Stop false alerts when check encounter a spike

Coordinator
Jul 9, 2013 at 9:58 AM
Wolfpack user Brian Rumschlag has suggested a neat feature - primarily concerning the CPU check.

Currently if this check detects a CPU level above the threshold set in the configuration it will immediately trigger an alert. If this breach of the threshold is temporary - eg: a "spike" then this results in a "false" alert as by the time you investigate this condition it has probably resumed normal activity.

The proposal is to build a health check base class that wraps up a new generic behaviour - if the check has its threshold breached it will enter a tracking period where it will test again after a suitable delay (and repeat this a number of times) and if still in breach only then raise an alert.

A simpler variation of this is to introduce a new parameter to the check that is a count of number of contiguous failures (breaches) before sending the alert. eg: if this value was set to say 3 - the CPU check would need to fail 3 times in a row before sending a failure alert.
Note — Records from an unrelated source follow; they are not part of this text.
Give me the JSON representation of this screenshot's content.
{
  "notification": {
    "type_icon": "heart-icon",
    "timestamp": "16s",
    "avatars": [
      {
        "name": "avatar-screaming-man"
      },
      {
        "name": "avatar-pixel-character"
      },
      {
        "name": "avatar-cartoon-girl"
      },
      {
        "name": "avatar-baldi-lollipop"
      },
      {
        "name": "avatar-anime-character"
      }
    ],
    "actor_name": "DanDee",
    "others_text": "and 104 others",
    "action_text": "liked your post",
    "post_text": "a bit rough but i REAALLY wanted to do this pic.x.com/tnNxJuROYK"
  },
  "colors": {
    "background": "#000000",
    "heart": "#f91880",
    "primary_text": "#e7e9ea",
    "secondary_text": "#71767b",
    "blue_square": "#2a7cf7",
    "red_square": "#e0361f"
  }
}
If after say 2 failures it succeeded then we reset the count and start tracking again.

I think this is a useful and simple addition to Wolfpack - any one have thoughts on this feature and have any suggestions about how to improve/implement it? I like the simple option above - a new config parameter that allows you to specify the number of failures before trigger an alert - what do you guys think?

Cheers,

James